The Franklin and Gosling paper “reports Franklin’s discovery of the existence of DNA in two forms, and conditions for readily and rapidly changing from one to the other. Its phosphates were on the outside” (Maddox, Rosalind Franklin: The Dark Lady of DNA, p. 195); ‘Helical structure of crystalline deoxypentose nucleic acid’ by Wilkins, Stokes, Wilson and Seeds, contains the first independent confirmation of the Watson-Crick double-helix model, “suggest[ing] that proof is now available that dexoyribonucleic acid consists of two helical intertwined polynucleotide chains.”

When Watson and Crick produced their double helix model of DNA, it was known that most of the specialized features of the many different life forms on Earth are made possible by proteins. Structurally, proteins are long chains of amino acid subunits. In some way, the genetic molecule, DNA, had to contain instructions for how to make the thousands of proteins found in cells. From the DNA double helix model, it was clear that there must be some correspondence between the linear sequences of nucleotides in DNA molecules to the linear sequences of amino acids in proteins.
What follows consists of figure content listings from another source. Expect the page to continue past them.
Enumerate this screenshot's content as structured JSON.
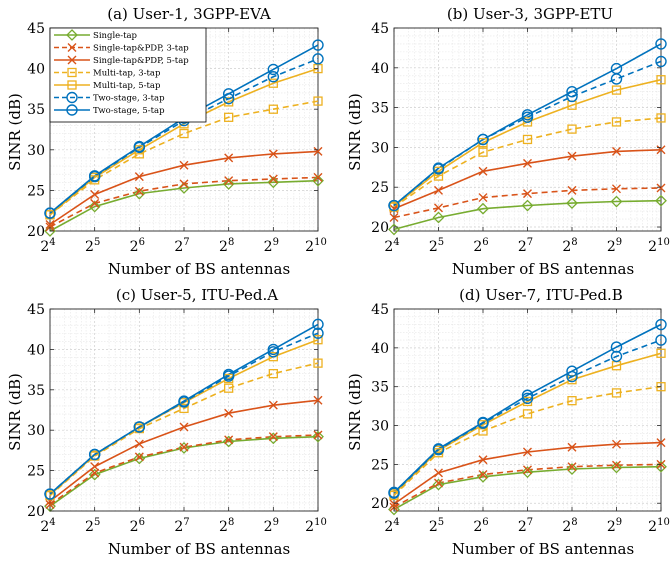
{
  "chart_data": [
    {
      "type": "line",
      "title": "(a) User-1, 3GPP-EVA",
      "xlabel": "Number of BS antennas",
      "ylabel": "SINR (dB)",
      "x": [
        4,
        5,
        6,
        7,
        8,
        9,
        10
      ],
      "x_ticks": [
        4,
        5,
        6,
        7,
        8,
        9,
        10
      ],
      "x_scale": "log2 (ticks 2^4 to 2^10)",
      "ylim": [
        20,
        45
      ],
      "y_ticks": [
        20,
        25,
        30,
        35,
        40,
        45
      ],
      "grid": true,
      "legend_position": "top-left",
      "series": [
        {
          "name": "Single-tap",
          "values": [
            20.0,
            23.0,
            24.6,
            25.3,
            25.8,
            26.0,
            26.2
          ]
        },
        {
          "name": "Single-tap&PDP, 3-tap",
          "values": [
            20.5,
            23.4,
            24.9,
            25.8,
            26.2,
            26.4,
            26.6
          ]
        },
        {
          "name": "Single-tap&PDP, 5-tap",
          "values": [
            20.8,
            24.5,
            26.7,
            28.1,
            29.0,
            29.5,
            29.8
          ]
        },
        {
          "name": "Multi-tap, 3-tap",
          "values": [
            22.0,
            26.3,
            29.5,
            32.0,
            34.0,
            35.0,
            36.0
          ]
        },
        {
          "name": "Multi-tap, 5-tap",
          "values": [
            22.0,
            26.6,
            30.0,
            33.2,
            35.9,
            38.2,
            40.0
          ]
        },
        {
          "name": "Two-stage, 3-tap",
          "values": [
            22.2,
            26.7,
            30.3,
            33.6,
            36.3,
            39.0,
            41.2
          ]
        },
        {
          "name": "Two-stage, 5-tap",
          "values": [
            22.2,
            26.8,
            30.4,
            33.9,
            36.9,
            39.9,
            42.9
          ]
        }
      ]
    },
    {
      "type": "line",
      "title": "(b) User-3, 3GPP-ETU",
      "xlabel": "Number of BS antennas",
      "ylabel": "SINR (dB)",
      "x": [
        4,
        5,
        6,
        7,
        8,
        9,
        10
      ],
      "x_ticks": [
        4,
        5,
        6,
        7,
        8,
        9,
        10
      ],
      "x_scale": "log2 (ticks 2^4 to 2^10)",
      "ylim": [
        19.5,
        45
      ],
      "y_ticks": [
        20,
        25,
        30,
        35,
        40,
        45
      ],
      "grid": true,
      "series": [
        {
          "name": "Single-tap",
          "values": [
            19.7,
            21.2,
            22.3,
            22.7,
            23.0,
            23.2,
            23.3
          ]
        },
        {
          "name": "Single-tap&PDP, 3-tap",
          "values": [
            21.2,
            22.4,
            23.7,
            24.2,
            24.6,
            24.8,
            24.9
          ]
        },
        {
          "name": "Single-tap&PDP, 5-tap",
          "values": [
            22.3,
            24.6,
            27.0,
            28.0,
            28.9,
            29.5,
            29.7
          ]
        },
        {
          "name": "Multi-tap, 3-tap",
          "values": [
            22.5,
            26.4,
            29.4,
            31.0,
            32.3,
            33.2,
            33.7
          ]
        },
        {
          "name": "Multi-tap, 5-tap",
          "values": [
            22.6,
            27.0,
            30.6,
            33.2,
            35.3,
            37.2,
            38.5
          ]
        },
        {
          "name": "Two-stage, 3-tap",
          "values": [
            22.7,
            27.3,
            31.0,
            33.8,
            36.4,
            38.6,
            40.8
          ]
        },
        {
          "name": "Two-stage, 5-tap",
          "values": [
            22.7,
            27.4,
            31.0,
            34.1,
            37.0,
            39.9,
            43.0
          ]
        }
      ]
    },
    {
      "type": "line",
      "title": "(c) User-5, ITU-Ped.A",
      "xlabel": "Number of BS antennas",
      "ylabel": "SINR (dB)",
      "x": [
        4,
        5,
        6,
        7,
        8,
        9,
        10
      ],
      "x_ticks": [
        4,
        5,
        6,
        7,
        8,
        9,
        10
      ],
      "x_scale": "log2 (ticks 2^4 to 2^10)",
      "ylim": [
        20,
        45
      ],
      "y_ticks": [
        20,
        25,
        30,
        35,
        40,
        45
      ],
      "grid": true,
      "series": [
        {
          "name": "Single-tap",
          "values": [
            20.6,
            24.5,
            26.5,
            27.8,
            28.6,
            29.0,
            29.2
          ]
        },
        {
          "name": "Single-tap&PDP, 3-tap",
          "values": [
            20.8,
            24.7,
            26.7,
            27.9,
            28.8,
            29.2,
            29.4
          ]
        },
        {
          "name": "Single-tap&PDP, 5-tap",
          "values": [
            21.2,
            25.5,
            28.3,
            30.4,
            32.1,
            33.1,
            33.7
          ]
        },
        {
          "name": "Multi-tap, 3-tap",
          "values": [
            21.9,
            26.8,
            30.2,
            32.7,
            35.2,
            37.0,
            38.3
          ]
        },
        {
          "name": "Multi-tap, 5-tap",
          "values": [
            22.0,
            26.9,
            30.4,
            33.4,
            36.4,
            39.1,
            41.2
          ]
        },
        {
          "name": "Two-stage, 3-tap",
          "values": [
            22.1,
            27.0,
            30.4,
            33.5,
            36.7,
            39.7,
            42.0
          ]
        },
        {
          "name": "Two-stage, 5-tap",
          "values": [
            22.1,
            27.0,
            30.4,
            33.6,
            36.9,
            40.0,
            43.1
          ]
        }
      ]
    },
    {
      "type": "line",
      "title": "(d) User-7, ITU-Ped.B",
      "xlabel": "Number of BS antennas",
      "ylabel": "SINR (dB)",
      "x": [
        4,
        5,
        6,
        7,
        8,
        9,
        10
      ],
      "x_ticks": [
        4,
        5,
        6,
        7,
        8,
        9,
        10
      ],
      "x_scale": "log2 (ticks 2^4 to 2^10)",
      "ylim": [
        19,
        45
      ],
      "y_ticks": [
        20,
        25,
        30,
        35,
        40,
        45
      ],
      "grid": true,
      "series": [
        {
          "name": "Single-tap",
          "values": [
            19.2,
            22.4,
            23.4,
            24.0,
            24.4,
            24.6,
            24.7
          ]
        },
        {
          "name": "Single-tap&PDP, 3-tap",
          "values": [
            19.5,
            22.6,
            23.7,
            24.3,
            24.7,
            24.9,
            25.0
          ]
        },
        {
          "name": "Single-tap&PDP, 5-tap",
          "values": [
            19.9,
            23.9,
            25.6,
            26.6,
            27.2,
            27.6,
            27.8
          ]
        },
        {
          "name": "Multi-tap, 3-tap",
          "values": [
            21.0,
            26.5,
            29.3,
            31.5,
            33.2,
            34.2,
            35.0
          ]
        },
        {
          "name": "Multi-tap, 5-tap",
          "values": [
            21.2,
            26.8,
            30.1,
            33.1,
            35.9,
            37.7,
            39.3
          ]
        },
        {
          "name": "Two-stage, 3-tap",
          "values": [
            21.3,
            26.9,
            30.3,
            33.5,
            36.3,
            38.9,
            41.0
          ]
        },
        {
          "name": "Two-stage, 5-tap",
          "values": [
            21.4,
            27.0,
            30.4,
            33.9,
            37.0,
            40.1,
            43.0
          ]
        }
      ]
    }
  ],
  "series_styles": [
    {
      "color": "#77AC30",
      "dash": "solid",
      "marker": "diamond"
    },
    {
      "color": "#D95319",
      "dash": "dashed",
      "marker": "x"
    },
    {
      "color": "#D95319",
      "dash": "solid",
      "marker": "x"
    },
    {
      "color": "#EDB120",
      "dash": "dashed",
      "marker": "square"
    },
    {
      "color": "#EDB120",
      "dash": "solid",
      "marker": "square"
    },
    {
      "color": "#0072BD",
      "dash": "dashed",
      "marker": "circle"
    },
    {
      "color": "#0072BD",
      "dash": "solid",
      "marker": "circle"
    }
  ],
  "legend_entries": [
    "Single-tap",
    "Single-tap&PDP, 3-tap",
    "Single-tap&PDP, 5-tap",
    "Multi-tap, 3-tap",
    "Multi-tap, 5-tap",
    "Two-stage, 3-tap",
    "Two-stage, 5-tap"
  ]
}
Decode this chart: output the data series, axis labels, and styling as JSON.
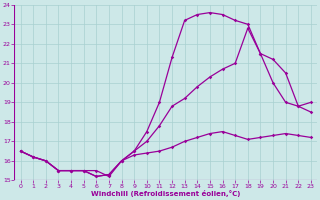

The details of how sequences of DNA instruct cells to make specific proteins was worked out by molecular biologists during the period from 1953 to 1965. Francis Crick played an integral role in both the theory and analysis of the experiments that led to an improved understanding of the genetic code.

Other advances in molecular biology stemming from the discovery of the DNA double helix eventually led to ways to sequence genes. James Watson directed the Human Genome Project at the National Institutes of Health. The ability to sequence and manipulate DNA is now central to the biotechnology industry and modern medicine.

Grolier Club, One Hundred Books Famous in Medicine, 99; Dibner, Heralds of Science, 200. Garrison-Morton 256.3, 7138 (Watson & Crick papers); 6847 (Franklin & Gosling paper); Judson, Eighth Day of Creation, pp. 145-56.

8vo (255 x 178 mm), pp. with diagram of the double helix and two illustrations from X-ray diffraction photographs. Stapled in original printed wrappers.